Wednesday, November 14, 2012

The Big 'O'


The energy is always high; excitement courses through our veins, and booze flows continuously like poll numbers- this is why I turned the last couple elections into date nights. 

The 2008 date was awesome; I was still living in Canada, watching my country elect its first black president, and old Vietnam vets were buying everyone at the bar drinks. Obviously, that shared passion and whiskey translated into sex that only neighbors could get annoyed by. The 2012 date was much like the election; less present, more begrudging, and uninterested.

The voter turnout for this election was 57.5%; the lowest since 2000. Date 2012 was 100% the most bored out of anyone near him watching the election, and easily in the top 10% most bored dates in the country. The most commonly cited speculations for lack of voter turnout in 2012 revolve around the long lines, difficult process, and the oft-subjective mandate of "valid state ID" cards.
Date 2012 and I waited in line for half an hour to get a drink at this election party I invited him to, and only one of us got IDed. But I couldn't blame his lack of interest on the lines, or the packed bar; date 2012 just didn't vote.

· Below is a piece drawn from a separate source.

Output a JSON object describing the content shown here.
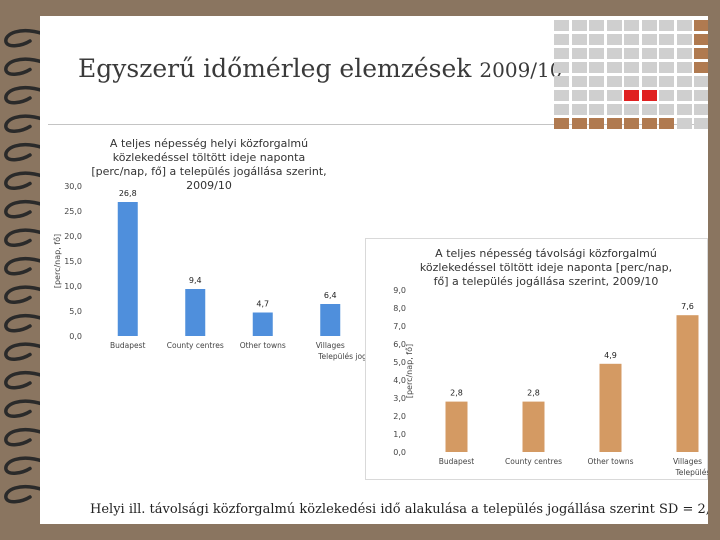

"Why not?" I tried to ask as nice as possible, dodging another hoard of excited white people.

He shrugged. "I don't know, I just...don't care, I guess."

I stared at him for a second, then glanced around the room to see if there were any other cute guys in the vicinity. "Why don't you care?"

"Because...it just seems like we're switching hands; like there's no big difference from one politician to the next. It's still basically the same people in power. And it doesn't seem like it'll really affect me one way or the other."

His black v-neck fit wonderfully, and his face was dusted with the perfect amount of facial hair, so I tried to keep my tone sweet. "Okay. Let's say, you get some girl pregnant, and abortion is no longer legal. Don't you think that would affect you?"

He thought about it. "Yeah..." He gets quiet again, while everyone in the room hollered at Wolf Blitzer announcing Obama's victory in Vermont.

I wanted to scream, too, but figured there'd be time for that later. "So if you're not into politics, what are you into? What do you enjoy?" C'mon, give me something.

"I don't know. Like, friends, family...? I like my job. Sports, definitely."

I asked him questions about his friends and family; he talked about doing live comedy as we noshed and drank away from the crowd. We exchanged personal beliefs about the importance of not being a dick to other people. I was actually starting to enjoy him. When we returned to the election, he stopped talking again, and I went back to asking him questions.

While we both gazed at the largest screen in the room, everyone was the loudest they'd been all night, and drinks were more on the floor than in the cups. He looked at his watch and said, "yo, it's ten o'clock, I think I should head out. I don't really stay out late on weeknights."

"Oh, yeah, okay. Well, have a good night." Bull-shit.

What the fuck had just happened? As I asked my friend if I should have been offended, the entire room erupted while the giant check mark landed next to "Obama." Everyone screamed and hugged; all I could think about was the fact that politics may have ruined my date.


As I drove home, I realized that we did it- we were getting four more years.

I screamed the loudest and most high-pitched noise I could've screamed, then wondered if it would be another four years before I got laid.